Observer-based Predictive Torque Control (OPC) with disturbance rejection is a control strategy used in multi-motor drives to achieve precise torque control while mitigating the effects of disturbances. This approach combines predictive control techniques with observer-based estimation to enhance the performance of the drive system. Here are the main principles of this control strategy:
Predictive Control: Predictive control is a model-based control strategy that makes future predictions of the system's behavior to optimize control actions. In the context of multi-motor drives, predictive torque control involves predicting the future behavior of each motor's torque output based on the current state of the system and the applied control inputs. This prediction horizon can be a few discrete time steps into the future.
Torque Prediction: The control algorithm calculates the predicted torque for each motor based on the current state variables, such as motor speeds, currents, and rotor positions. These predictions are made using a mathematical model of the motor's dynamics.
Disturbance Rejection: Disturbances, such as load variations or external forces, can affect the accuracy of torque control in multi-motor drives. The disturbance rejection aspect of the control strategy aims to estimate and compensate for these disturbances. This is crucial for maintaining accurate torque control and ensuring system stability.
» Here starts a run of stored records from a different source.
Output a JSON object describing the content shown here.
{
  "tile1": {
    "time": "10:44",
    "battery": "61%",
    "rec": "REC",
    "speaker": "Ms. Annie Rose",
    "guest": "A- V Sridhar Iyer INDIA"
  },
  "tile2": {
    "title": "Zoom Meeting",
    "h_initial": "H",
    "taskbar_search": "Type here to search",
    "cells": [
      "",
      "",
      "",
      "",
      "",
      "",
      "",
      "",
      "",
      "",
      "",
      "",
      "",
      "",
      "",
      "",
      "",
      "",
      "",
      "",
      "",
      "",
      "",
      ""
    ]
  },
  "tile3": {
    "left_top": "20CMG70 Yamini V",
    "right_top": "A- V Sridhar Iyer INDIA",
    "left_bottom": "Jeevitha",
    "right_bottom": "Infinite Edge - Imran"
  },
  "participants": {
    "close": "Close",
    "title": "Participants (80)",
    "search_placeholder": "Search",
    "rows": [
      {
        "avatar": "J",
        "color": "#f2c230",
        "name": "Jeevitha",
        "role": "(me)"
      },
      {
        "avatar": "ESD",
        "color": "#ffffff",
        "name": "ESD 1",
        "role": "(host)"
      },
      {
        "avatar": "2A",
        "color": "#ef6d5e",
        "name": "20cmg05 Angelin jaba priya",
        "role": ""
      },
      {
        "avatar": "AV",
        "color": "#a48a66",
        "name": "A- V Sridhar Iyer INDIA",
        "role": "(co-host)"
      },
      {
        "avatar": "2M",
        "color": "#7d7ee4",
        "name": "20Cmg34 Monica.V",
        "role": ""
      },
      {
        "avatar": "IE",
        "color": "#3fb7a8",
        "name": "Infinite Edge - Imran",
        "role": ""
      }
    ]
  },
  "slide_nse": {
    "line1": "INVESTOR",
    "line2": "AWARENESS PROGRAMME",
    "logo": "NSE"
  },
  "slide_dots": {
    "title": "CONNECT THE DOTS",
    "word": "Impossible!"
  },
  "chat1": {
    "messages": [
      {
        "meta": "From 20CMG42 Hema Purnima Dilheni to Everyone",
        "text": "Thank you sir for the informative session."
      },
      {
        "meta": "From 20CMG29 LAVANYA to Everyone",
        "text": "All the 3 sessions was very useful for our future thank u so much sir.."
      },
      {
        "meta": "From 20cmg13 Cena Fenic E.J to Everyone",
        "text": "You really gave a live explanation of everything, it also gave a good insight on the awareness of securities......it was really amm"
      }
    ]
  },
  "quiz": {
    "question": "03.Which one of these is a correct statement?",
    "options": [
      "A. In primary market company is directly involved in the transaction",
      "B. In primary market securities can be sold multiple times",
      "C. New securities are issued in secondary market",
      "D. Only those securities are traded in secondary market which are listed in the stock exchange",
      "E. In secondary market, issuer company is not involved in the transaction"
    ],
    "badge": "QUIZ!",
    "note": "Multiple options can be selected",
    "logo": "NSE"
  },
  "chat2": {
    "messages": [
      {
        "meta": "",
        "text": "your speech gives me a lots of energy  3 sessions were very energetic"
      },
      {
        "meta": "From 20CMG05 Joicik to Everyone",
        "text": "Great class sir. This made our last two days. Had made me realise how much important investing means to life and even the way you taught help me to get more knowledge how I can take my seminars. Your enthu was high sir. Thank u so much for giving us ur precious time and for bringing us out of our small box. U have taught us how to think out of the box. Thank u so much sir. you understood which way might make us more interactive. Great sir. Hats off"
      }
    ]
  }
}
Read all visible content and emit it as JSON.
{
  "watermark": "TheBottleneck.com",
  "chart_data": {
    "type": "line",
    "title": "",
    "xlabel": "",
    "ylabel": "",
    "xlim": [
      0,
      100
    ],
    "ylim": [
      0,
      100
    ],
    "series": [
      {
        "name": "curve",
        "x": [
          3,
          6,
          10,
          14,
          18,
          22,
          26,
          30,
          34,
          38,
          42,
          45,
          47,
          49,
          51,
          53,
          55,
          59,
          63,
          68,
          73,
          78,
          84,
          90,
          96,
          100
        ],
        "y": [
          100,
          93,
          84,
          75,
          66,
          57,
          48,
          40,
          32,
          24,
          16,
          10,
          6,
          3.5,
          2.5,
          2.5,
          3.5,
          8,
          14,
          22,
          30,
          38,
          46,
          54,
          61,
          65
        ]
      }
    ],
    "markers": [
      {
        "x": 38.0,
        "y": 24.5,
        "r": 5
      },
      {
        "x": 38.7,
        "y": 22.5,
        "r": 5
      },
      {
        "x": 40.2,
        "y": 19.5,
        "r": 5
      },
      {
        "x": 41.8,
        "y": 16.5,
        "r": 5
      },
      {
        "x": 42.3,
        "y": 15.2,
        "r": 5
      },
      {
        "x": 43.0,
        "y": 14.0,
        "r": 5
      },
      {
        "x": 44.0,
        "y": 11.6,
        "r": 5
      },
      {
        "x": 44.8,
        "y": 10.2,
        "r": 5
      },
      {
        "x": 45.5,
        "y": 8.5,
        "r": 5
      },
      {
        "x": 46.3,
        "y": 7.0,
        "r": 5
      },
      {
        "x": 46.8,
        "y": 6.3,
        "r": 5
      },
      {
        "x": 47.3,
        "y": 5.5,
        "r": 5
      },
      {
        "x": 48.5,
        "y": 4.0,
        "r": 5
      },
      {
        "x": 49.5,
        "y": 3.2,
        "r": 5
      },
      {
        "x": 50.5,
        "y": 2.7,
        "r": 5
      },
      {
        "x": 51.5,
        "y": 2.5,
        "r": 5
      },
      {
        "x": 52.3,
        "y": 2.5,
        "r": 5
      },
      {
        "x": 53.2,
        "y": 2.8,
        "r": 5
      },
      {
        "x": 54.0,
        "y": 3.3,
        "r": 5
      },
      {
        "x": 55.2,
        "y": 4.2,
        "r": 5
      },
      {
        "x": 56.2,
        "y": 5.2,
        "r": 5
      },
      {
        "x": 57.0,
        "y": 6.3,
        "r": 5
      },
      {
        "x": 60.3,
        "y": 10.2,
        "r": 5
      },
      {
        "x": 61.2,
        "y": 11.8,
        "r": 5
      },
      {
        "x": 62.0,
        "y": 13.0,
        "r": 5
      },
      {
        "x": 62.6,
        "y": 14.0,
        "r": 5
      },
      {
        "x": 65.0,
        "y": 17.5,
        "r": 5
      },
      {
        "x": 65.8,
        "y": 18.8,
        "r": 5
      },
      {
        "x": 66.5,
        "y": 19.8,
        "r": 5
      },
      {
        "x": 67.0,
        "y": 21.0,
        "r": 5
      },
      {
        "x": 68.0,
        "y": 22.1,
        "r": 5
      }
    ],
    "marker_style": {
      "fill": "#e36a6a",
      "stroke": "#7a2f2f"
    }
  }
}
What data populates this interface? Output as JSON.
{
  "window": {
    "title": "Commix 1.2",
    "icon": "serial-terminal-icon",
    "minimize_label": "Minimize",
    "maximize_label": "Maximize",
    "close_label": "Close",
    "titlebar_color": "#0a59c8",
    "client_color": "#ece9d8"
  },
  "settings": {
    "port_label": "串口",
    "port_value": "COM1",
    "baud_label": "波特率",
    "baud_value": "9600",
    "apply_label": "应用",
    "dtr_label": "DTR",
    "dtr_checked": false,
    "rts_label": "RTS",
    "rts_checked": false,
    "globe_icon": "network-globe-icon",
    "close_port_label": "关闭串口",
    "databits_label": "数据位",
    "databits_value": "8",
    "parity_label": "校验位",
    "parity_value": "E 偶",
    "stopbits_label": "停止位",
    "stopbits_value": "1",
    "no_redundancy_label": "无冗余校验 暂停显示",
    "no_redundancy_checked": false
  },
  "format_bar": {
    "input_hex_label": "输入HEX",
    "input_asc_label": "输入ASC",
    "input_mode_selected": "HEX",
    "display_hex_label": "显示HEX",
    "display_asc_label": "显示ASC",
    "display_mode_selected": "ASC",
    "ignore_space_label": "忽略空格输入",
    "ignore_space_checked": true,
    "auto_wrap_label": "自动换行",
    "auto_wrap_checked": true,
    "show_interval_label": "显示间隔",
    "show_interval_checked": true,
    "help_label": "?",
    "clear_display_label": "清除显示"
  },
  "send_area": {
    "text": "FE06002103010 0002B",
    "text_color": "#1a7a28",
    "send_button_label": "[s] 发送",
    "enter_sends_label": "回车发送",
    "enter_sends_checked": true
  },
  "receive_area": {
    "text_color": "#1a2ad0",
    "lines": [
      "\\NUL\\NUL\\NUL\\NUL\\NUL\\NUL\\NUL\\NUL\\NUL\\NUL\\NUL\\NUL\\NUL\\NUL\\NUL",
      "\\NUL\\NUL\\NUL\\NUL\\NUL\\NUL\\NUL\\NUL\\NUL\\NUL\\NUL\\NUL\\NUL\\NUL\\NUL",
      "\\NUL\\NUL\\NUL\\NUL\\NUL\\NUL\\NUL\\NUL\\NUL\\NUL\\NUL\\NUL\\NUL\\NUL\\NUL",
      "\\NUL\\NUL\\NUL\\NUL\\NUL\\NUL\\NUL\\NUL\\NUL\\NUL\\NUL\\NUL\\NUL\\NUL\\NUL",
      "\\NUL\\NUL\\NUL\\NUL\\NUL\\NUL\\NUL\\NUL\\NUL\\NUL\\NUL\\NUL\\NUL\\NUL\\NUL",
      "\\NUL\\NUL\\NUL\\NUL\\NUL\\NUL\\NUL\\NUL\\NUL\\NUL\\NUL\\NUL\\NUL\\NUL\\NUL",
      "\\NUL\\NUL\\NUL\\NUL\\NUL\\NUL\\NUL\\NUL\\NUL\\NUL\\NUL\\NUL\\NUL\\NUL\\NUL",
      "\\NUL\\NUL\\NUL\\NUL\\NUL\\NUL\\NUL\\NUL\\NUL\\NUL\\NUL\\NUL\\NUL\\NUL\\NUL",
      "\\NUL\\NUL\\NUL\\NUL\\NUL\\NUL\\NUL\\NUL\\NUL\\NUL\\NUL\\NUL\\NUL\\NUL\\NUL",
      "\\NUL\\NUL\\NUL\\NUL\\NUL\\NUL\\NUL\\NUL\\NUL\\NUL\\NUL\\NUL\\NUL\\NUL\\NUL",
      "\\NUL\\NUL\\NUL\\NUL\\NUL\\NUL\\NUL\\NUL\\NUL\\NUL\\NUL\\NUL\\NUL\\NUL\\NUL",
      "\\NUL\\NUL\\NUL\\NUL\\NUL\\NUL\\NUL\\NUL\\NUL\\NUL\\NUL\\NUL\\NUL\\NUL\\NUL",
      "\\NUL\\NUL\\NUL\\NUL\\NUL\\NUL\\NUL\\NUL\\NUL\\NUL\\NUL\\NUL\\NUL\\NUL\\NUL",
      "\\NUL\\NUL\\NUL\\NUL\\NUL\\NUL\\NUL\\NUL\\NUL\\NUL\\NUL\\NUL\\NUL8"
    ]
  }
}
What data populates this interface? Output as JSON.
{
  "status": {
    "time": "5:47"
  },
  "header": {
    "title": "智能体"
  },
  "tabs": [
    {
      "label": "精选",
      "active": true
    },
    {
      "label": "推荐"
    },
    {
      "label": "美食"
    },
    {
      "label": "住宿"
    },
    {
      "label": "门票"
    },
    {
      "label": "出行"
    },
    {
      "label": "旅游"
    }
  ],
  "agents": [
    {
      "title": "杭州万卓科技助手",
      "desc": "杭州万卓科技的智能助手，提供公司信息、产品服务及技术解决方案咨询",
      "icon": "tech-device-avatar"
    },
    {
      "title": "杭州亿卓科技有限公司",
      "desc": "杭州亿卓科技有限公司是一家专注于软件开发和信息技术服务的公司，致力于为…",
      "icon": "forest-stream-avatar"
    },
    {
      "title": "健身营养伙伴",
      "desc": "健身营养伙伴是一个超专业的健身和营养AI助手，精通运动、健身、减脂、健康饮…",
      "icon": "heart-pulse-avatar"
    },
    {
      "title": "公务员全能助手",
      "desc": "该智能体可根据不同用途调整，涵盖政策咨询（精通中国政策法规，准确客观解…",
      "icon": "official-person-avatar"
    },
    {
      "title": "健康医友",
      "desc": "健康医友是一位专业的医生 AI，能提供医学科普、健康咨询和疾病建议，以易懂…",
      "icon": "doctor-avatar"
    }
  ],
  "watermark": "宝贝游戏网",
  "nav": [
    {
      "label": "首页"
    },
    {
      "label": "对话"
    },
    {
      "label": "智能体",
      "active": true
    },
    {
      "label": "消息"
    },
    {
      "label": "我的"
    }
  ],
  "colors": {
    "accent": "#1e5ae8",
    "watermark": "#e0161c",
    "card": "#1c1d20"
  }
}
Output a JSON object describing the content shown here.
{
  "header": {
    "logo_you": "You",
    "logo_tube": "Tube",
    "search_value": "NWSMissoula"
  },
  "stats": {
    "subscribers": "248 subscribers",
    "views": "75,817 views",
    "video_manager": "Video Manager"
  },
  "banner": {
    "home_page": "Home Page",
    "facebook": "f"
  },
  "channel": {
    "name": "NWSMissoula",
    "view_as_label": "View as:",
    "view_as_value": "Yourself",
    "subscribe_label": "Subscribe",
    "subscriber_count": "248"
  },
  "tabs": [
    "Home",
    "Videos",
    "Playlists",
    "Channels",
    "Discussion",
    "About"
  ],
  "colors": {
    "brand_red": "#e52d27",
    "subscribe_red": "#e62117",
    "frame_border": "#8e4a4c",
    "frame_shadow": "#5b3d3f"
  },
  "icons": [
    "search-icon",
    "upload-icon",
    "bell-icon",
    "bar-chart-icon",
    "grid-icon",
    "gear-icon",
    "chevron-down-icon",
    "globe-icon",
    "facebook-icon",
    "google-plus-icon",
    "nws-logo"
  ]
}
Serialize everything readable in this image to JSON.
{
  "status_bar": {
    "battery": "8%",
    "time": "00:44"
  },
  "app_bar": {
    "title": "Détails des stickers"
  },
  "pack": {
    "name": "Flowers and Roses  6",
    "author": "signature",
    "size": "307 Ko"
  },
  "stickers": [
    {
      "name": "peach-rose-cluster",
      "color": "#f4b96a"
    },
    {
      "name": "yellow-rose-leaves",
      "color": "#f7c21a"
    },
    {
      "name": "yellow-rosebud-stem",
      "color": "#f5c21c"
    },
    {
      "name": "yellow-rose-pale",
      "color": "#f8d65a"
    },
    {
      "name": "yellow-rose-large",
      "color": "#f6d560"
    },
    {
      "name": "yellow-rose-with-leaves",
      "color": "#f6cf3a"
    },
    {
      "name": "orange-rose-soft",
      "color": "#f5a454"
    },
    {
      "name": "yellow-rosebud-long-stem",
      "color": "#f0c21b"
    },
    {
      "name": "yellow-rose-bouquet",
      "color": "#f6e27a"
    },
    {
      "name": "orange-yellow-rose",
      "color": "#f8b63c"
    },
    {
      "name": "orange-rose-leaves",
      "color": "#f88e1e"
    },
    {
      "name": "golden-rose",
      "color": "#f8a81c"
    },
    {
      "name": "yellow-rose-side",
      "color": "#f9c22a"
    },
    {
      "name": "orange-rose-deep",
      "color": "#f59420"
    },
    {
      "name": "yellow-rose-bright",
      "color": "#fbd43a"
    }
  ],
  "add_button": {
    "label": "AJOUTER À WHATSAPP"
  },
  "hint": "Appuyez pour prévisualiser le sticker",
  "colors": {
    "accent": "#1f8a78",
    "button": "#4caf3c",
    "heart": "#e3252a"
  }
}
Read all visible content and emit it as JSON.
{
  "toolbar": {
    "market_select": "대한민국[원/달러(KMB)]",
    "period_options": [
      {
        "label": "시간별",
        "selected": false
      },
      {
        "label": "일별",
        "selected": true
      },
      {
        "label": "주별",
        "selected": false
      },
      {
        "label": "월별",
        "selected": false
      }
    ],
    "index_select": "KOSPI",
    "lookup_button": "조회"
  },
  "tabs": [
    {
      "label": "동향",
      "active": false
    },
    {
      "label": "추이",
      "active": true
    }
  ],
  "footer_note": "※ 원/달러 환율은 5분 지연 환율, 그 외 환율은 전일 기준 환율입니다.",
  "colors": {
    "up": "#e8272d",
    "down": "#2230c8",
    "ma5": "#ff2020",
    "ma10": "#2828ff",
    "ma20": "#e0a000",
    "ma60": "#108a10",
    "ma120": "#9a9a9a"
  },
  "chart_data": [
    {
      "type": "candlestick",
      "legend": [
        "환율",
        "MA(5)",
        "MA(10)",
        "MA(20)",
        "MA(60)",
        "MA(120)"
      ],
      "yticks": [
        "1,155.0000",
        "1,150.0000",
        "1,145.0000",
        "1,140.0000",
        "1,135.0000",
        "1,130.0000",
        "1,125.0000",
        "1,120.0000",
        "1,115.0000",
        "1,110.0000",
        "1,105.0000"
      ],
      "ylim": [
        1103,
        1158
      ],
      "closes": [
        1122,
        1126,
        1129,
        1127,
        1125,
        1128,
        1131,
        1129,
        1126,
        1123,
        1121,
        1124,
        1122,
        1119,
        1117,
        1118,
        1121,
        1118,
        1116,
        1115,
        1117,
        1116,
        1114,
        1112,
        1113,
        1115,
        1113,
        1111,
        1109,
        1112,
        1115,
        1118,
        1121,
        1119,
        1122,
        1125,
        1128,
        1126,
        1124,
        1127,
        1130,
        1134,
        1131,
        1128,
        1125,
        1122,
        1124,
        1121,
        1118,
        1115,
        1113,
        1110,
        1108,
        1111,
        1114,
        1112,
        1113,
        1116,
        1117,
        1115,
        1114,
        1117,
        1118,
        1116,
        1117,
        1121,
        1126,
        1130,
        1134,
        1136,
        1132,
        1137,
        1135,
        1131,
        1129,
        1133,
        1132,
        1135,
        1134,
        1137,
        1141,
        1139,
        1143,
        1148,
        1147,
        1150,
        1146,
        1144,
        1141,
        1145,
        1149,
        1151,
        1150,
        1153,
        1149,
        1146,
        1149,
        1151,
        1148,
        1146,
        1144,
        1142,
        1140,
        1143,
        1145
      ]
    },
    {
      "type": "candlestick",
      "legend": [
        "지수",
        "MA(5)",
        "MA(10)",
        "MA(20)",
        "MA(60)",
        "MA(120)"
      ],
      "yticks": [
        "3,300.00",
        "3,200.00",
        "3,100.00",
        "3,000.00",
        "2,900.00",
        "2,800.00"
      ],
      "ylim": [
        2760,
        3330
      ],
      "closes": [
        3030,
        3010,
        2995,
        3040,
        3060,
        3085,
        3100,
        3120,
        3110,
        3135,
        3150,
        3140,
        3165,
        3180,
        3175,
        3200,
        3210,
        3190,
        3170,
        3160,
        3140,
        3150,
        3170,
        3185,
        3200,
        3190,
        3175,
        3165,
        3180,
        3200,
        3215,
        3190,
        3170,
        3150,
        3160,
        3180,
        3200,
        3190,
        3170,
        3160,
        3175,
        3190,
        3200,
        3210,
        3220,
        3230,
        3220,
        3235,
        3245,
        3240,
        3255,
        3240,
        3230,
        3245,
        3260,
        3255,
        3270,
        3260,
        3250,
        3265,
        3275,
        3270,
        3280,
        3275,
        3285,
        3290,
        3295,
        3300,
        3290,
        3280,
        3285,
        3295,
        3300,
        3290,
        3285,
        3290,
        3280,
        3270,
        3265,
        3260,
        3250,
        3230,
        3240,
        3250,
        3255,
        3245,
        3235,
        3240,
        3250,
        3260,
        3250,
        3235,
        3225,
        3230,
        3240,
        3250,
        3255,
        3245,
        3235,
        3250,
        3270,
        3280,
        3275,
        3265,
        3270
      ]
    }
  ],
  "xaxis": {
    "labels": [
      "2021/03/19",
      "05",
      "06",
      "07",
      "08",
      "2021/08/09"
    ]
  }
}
Observer Design: Observers are mathematical algorithms used to estimate the unmeasured or difficult-to-measure states of a system based on available sensor measurements. In OPC with disturbance rejection, an observer is designed to estimate the states of the motor drives, including internal variables that might not be directly measurable. These estimated states are then used in the predictive control algorithm to make accurate predictions.
State Feedback: The observer's estimated states are used in the predictive control algorithm to compute the optimal control actions for each motor. These control actions are typically the voltages or currents that need to be applied to achieve the desired torque outputs.
Feedback Loop: The control system operates in a closed-loop fashion. The observer estimates the states, the predictive control algorithm uses these estimates to predict future behavior and compute control actions, and the motors execute the control actions. The actual motor outputs are measured, and the discrepancies between the predicted and actual behavior are used to update the observer's estimates, ensuring accuracy and adaptability to changing conditions.
Optimization: The predictive control algorithm optimizes the control actions by minimizing a cost function that includes terms related to desired torque performance, disturbance rejection, and possibly other control objectives. This optimization process ensures that the system operates in an optimal manner while adhering to the constraints of the motors and the control system.
Real-time Implementation: The entire control strategy, including state estimation, torque prediction, and optimization, is implemented in real time. This requires efficient algorithms and fast computation to ensure timely responses to changes in the system's operating conditions.
By combining predictive control techniques with observer-based state estimation and disturbance rejection, the OPC strategy enhances the performance of multi-motor drives by achieving accurate torque control while maintaining stability and robustness in the presence of disturbances.